Indonesian fishermen stranded in S. Africa after horror story at sea

CAPE TOWN - Dozens of Indonesian fishermen who spent months stranded in Cape Town's harbour, sleeping in cramped and suffocating quarters, have been taken ashore to a repatriation centre after being stuck at sea for years without pay.

The group of 75 fishermen tell of slavery-like working conditions aboard seven Taiwanese-owned vessels - an ordeal that only grew worse when South African authorities impounded their trawlers for illegal fishing.

The crew spent three months stranded in Cape Town's Table Bay, sleeping crowded together in dirty, airless quarters that reeked of diesel, until they were moved to a repatriation centre in Johannesburg on Saturday.

The captain has been arrested, but the men lacked the legal papers to go ashore, and had been living like prisoners on the trawlers, dependent on the compassion of locals for food.
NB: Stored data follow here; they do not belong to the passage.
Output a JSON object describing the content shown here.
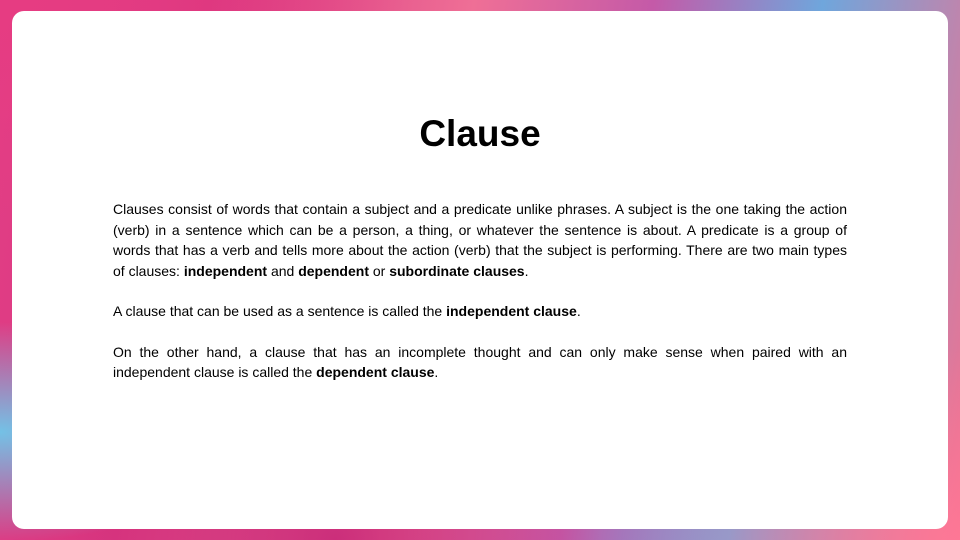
{
  "slide": {
    "title": "Clause",
    "paragraph1": {
      "text_a": "Clauses consist of words that contain a subject and a predicate unlike phrases. A subject is the one taking the action (verb) in a sentence which can be a person, a thing, or whatever the sentence is about. A predicate is a group of words that has a verb and tells more about the action (verb) that the subject is performing. There are two main types of clauses: ",
      "bold_independent": "independent",
      "text_and": " and ",
      "bold_dependent": "dependent",
      "text_or": " or ",
      "bold_subordinate": "subordinate clauses",
      "text_end": "."
    },
    "paragraph2": {
      "text_a": "A clause that can be used as a sentence is called the ",
      "bold_term": "independent clause",
      "text_end": "."
    },
    "paragraph3": {
      "text_a": "On the other hand, a clause that has an incomplete thought and can only make sense when paired with an independent clause is called the ",
      "bold_term": "dependent clause",
      "text_end": "."
    }
  },
  "colors": {
    "frame_pink": "#e23f86",
    "frame_blue": "#6fa6dc",
    "frame_coral": "#f2708f",
    "card_background": "#ffffff",
    "text": "#000000"
  }
}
Some of the men say they were recruited by agents in Jakarta with promises of earning up to US$200 (S$251) a day fishing tuna.
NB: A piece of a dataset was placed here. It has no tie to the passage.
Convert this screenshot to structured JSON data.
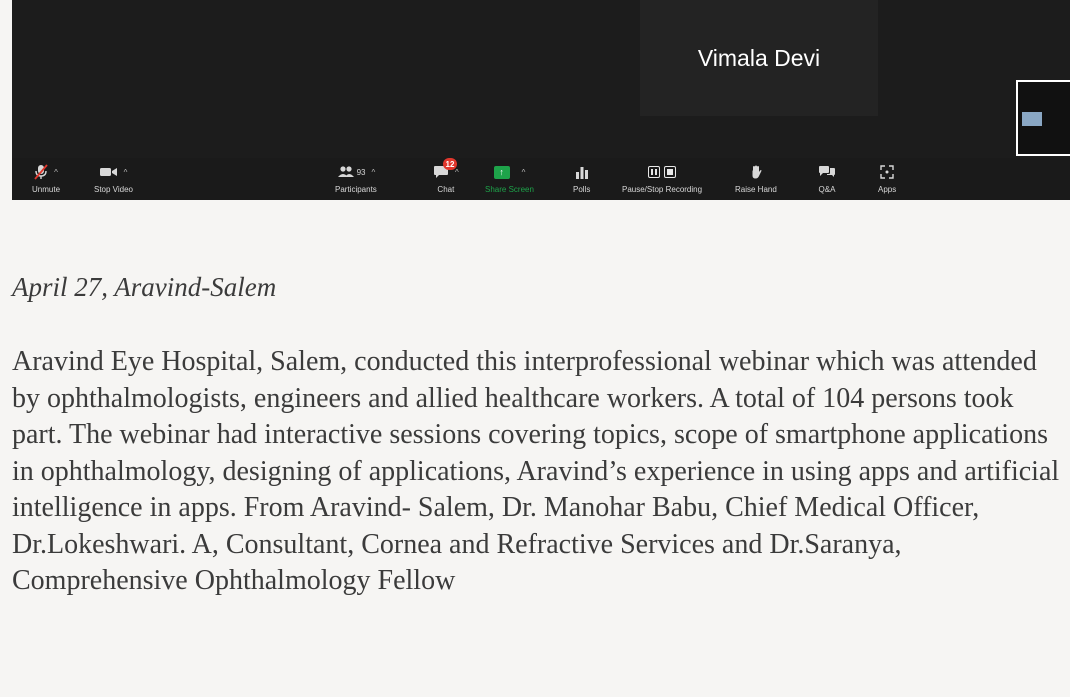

But once on board they were forced to work round-the-clock with little food and no pay.

"You can start at two o'clock in the morning and work all the way to 10 at night. And then two o'clock in the morning you start again," one dejected worker said.

Many of the fishermen did not want to give their names for fear of repercussions from the recruitment agents back home who lived near their families.
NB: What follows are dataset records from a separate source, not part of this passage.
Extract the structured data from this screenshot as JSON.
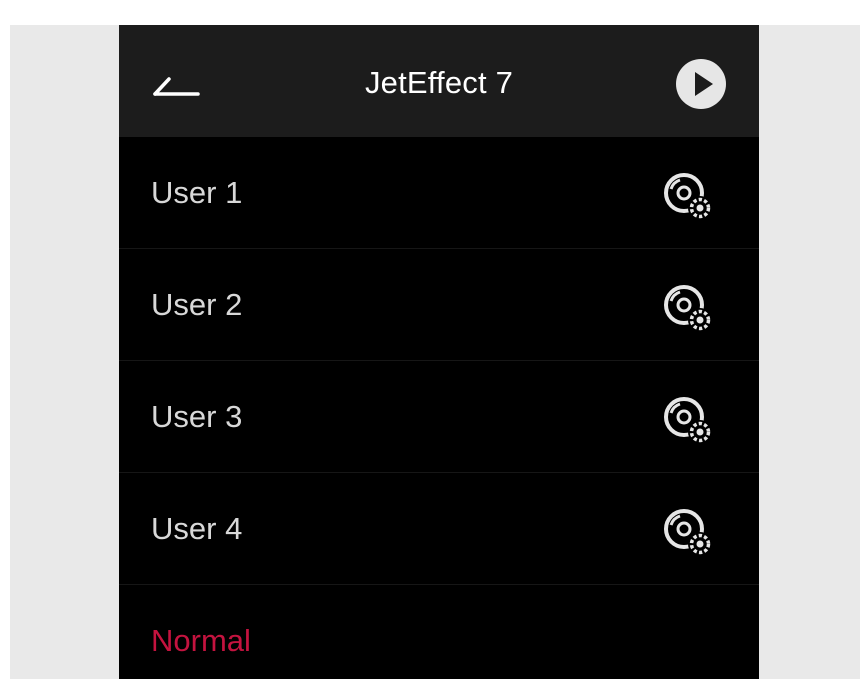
{
  "app": {
    "title": "JetEffect 7"
  },
  "header": {
    "back_icon": "back-arrow-icon",
    "play_icon": "play-icon"
  },
  "presets": [
    {
      "label": "User 1",
      "icon": "disc-settings-icon"
    },
    {
      "label": "User 2",
      "icon": "disc-settings-icon"
    },
    {
      "label": "User 3",
      "icon": "disc-settings-icon"
    },
    {
      "label": "User 4",
      "icon": "disc-settings-icon"
    }
  ],
  "normal": {
    "label": "Normal"
  },
  "colors": {
    "background": "#e9e9e9",
    "panel": "#000000",
    "header": "#1c1c1c",
    "text": "#d8d8d8",
    "accent": "#c4133f"
  }
}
After local media began covering the men's story, immigration officials took them ashore, said Miriam Augustus, who had been providing them with food and water.

"I asked the policeman why they are moving the fishermen," Augustus said.

"He said, 'This is what happens when you go to newspapers and say bad things about the country.'" South Africa's fisheries department did not respond to requests for information on the men.

The men said despite their horror story, they are determined to wait for payment, saying they cannot afford to go back home penniless.

"I have a wife and three children at home," said one man.

"After all this time how can I return without even one cent to my name?"